作業をもちいる療法の基礎
 




                                      
(山根 寛(2002).「精神障害と作業療法第2版」pp.56-90)
 活動(作業)をもちいる療法は,対象者とセラピストの治療・援助関係が,活動(作業)を介して成りたっている.対象者が実際に自分で何かをする,他者と交わる主体的な体験(身体的体験,精神的体験,心理社会的体験),活動(作業)を介してセラピストや他の人たちと関わる,といった人や物との対象関係を利用する
対象者

 作業療法は、「施される」「受ける」医療ではなく、本人が主体的に「取り組む」「対処する」、対象者の納得と主体性を前提とした、サービスを提供する者と利用する者との協力関係によって成りたちます。また、作業療法の効果は、対象者自身がどのように納得し満足するか、その主観的効果が大きな意味をもちます。
 主体性を奪われた者は、主体性を押し殺すことで、自己を守ろうとします。そうした人たちが、やすらぎ、ほっとし、もう一度自分の人生に望みを抱き、自らの生きがいや生活を取り戻す、主体性の回復があってこそ作業療法の援助が意味をもちます。そうした意味で、対象者の主体的かかわりが重要なな要素となることが、作業療法の治療構造の重要な特徴といえます。 
活動(作業)

 ひとは自分がくらしのいとなみとしておこなうさまざまな作業体験を通して、自分以外の世界と関わり、自他の関係を学び、生活に必要な技術を身につけ、自分の気持ちを表したり、達成感や有用感、有能感、欲求などを満たしながら自分の生活をいとなみます。

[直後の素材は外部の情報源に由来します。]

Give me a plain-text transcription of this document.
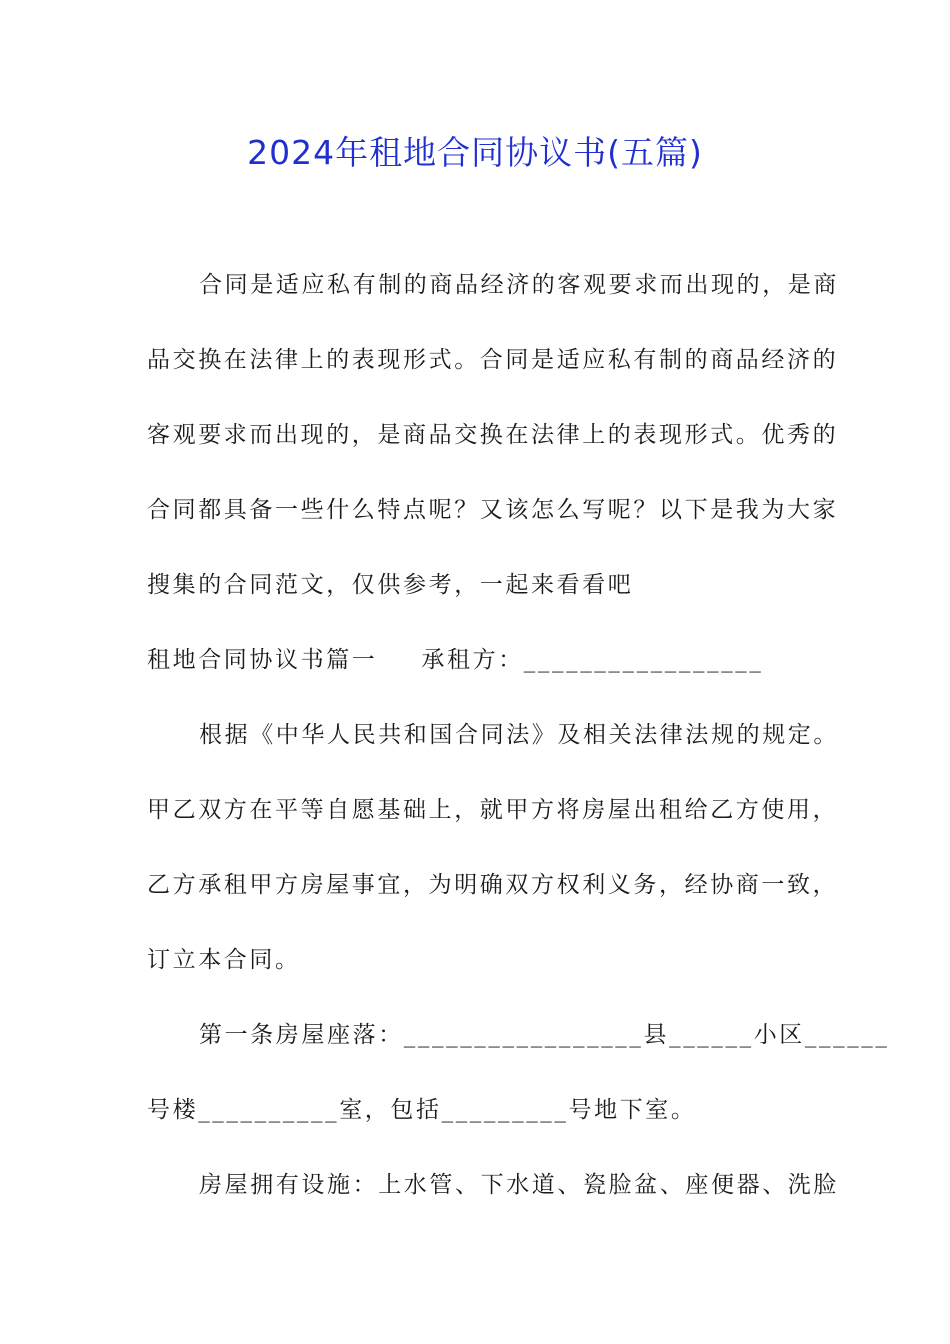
2024年租地合同协议书(五篇)
合同是适应私有制的商品经济的客观要求而出现的，是商
品交换在法律上的表现形式。合同是适应私有制的商品经济的
客观要求而出现的，是商品交换在法律上的表现形式。优秀的
合同都具备一些什么特点呢？又该怎么写呢？以下是我为大家
搜集的合同范文，仅供参考，一起来看看吧
租地合同协议书篇一 承租方：_________________
根据《中华人民共和国合同法》及相关法律法规的规定。
甲乙双方在平等自愿基础上，就甲方将房屋出租给乙方使用，
乙方承租甲方房屋事宜，为明确双方权利义务，经协商一致，
订立本合同。
第一条房屋座落：_________________县______小区______
号楼__________室，包括_________号地下室。
房屋拥有设施：上水管、下水道、瓷脸盆、座便器、洗脸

作業療法では、このひとと作業活動の関係を利用して、心身機能の回復、失われた生活との関係の回復、新たな生活技能の習得などを援助します。 
セラピスト

 作業療法士は対象者が出会う治療者、援助者の一人ですが、作業をもちいるという特性から、作業療法においては他の療法以上に、作業療法士という役割の人間の存在やありようが重要な要素になります。そのため、自己の治療的利用ということが重視されます。
 自己の治療的利用 the therapeutic use of selfとは、作業療法士の年齢、性別、人生経験、職業上の役割や、長所にも短所にもなりうる自己のパーソナリティの特徴など、自分自身の特性を、作業療法における対人関係のなかで、自然に生かすことといえます。 対象者との共同作業の過程で、あるがままの自分を、現実的な生活者のモデルとして生かし、自分のもつ専門職としての知識や技術を対象者に役立つように生かそうとする作業療法士の心の方向性とも言える積極的な姿勢が、相手に安心感を与えます。 
集 団

 病いや障害があり、日々の生活でひととの関係や生活のしづらさに悩まされ、意欲や自信を失った者にとって、自分の行為が、他者にどのように受け入れられるかにより、生活の障害は大きく左右されます。作業療法の効果においても、自分を認めてくれる人の存在は大きく、そのため、対象者自身がひとに受け入れられ、自分を受け入れ、ひととのつきあいの距離や自分のコントロールの仕方を身につけられるように援助します。 
場所と場

 治療援助がおこなわれる場所の物理的な構造に加え、その場所の日常の使用目的、対象者自身にとってどのような意味をもっている場所かといった場所の要素が、介入の効果に影響します。
 また、どのような場所や場で自分が処遇されるかということは、自分がどのように扱われているかという、その人自身の扱いを意味します。場の設定はひとのかかわりでは補いきれない強い影響もあり、治療や援助の成立と効果に影響する大きな要素の一つです。
時 間 

  時間は作業療法の効率と効果に関係する要素です。実際には、セラピストの配分エネルギー、対象者の適応レベル、作業内容、治療目的などによって、頻度(回/週)、 時間(1回あたり)、治療期間がほぼ決まります。
 セラピストが対象者1名にかけられる時間や精神的エネルギーには限度があり、また対象者の適応レベルによって、時間をかけることが決して適切とはいえない場合もあります。使用する作業活動の種類によっても必要な時間や制限があります。通常の作業を介するプログラムでは正味60〜90分が普通で、主観的な時間感覚も影響するため、対象者にとって負担と効果を考え、対象者の状況に応じて決めることになります。